|StorageSite||UCL Institute of Education|
|AdminHistory||The schools established by the Girls' Public Day School Company (GPDSC) were designed to be academic high schools for girls of all classes to provide a high standard of academic education, together with moral and religious education. School fees were kept low and schools were expected to become self-supporting, though the GPDSC Council maintained overall control of curriculum and finance. The policy of the Council, the executive body of the GPDSC, was to only found a school were it was most needed, with a local committee being formed and funded by shares taken up by local people. The first school opened at Durham House, Chelsea in January 1873 (later Kensington High School) with 16 pupils. |
Most schools were organised into three departments, preparatory, junior, and senior. A kindergarten was opened in most preparatory departments. Initially schools only taught girls in the mornings and afternoons were free. The senior departments taught classes in ancient and modern languages, history, mathematics, elements of moral science and logic, physiology as applied to the laws of health, and elementary economics. The schools were fitted with laboratories with the most advanced scientific equipment.

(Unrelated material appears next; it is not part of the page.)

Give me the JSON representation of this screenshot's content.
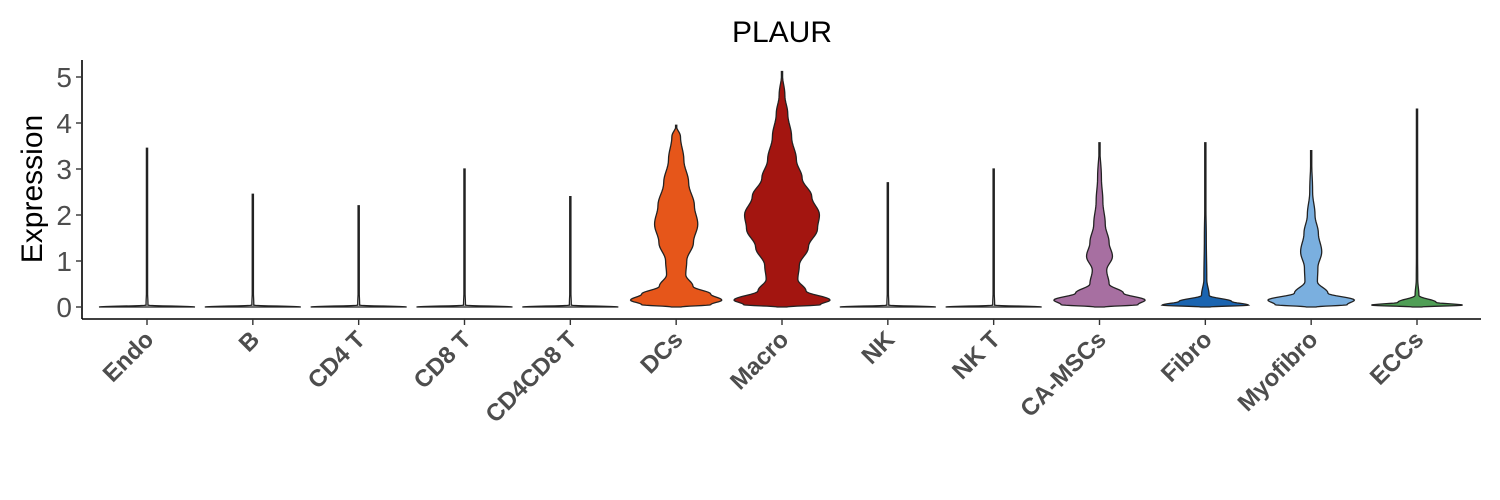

The schools played down domestic subjects while encouraging social service, though in the early 20th century many schools offered domestic science classes for pupils over 18. Some schools also offered other specialised further education courses, such as Belvedere which had a specialised arts and crafts course for students over 18. Most the schools offered provision for student teachers and some had separate teacher training Departments.
The schools were day schools but most of the schools also ran boarding houses. Initially these were run by individuals and later became licensed by the Council at the turn of the 20th century. By 1902 the following schools (which appear in this series) had boarding houses licensed by the Council, Bath, Blackheath, Brighton and Hove, Croydon, Ipswich, Liverpool (later Belvedere), Norwich, Notting Hill and Bayswater (later Notting Hill and Ealing), Oxford, Portsmouth, Sheffield, Shrewsbury, Streatham Hill and Brixton (later Clapham and Streatham Hill), and Wimbledon. Most boarding houses were closed by the end of World War Two, but some continued into the late 1970s.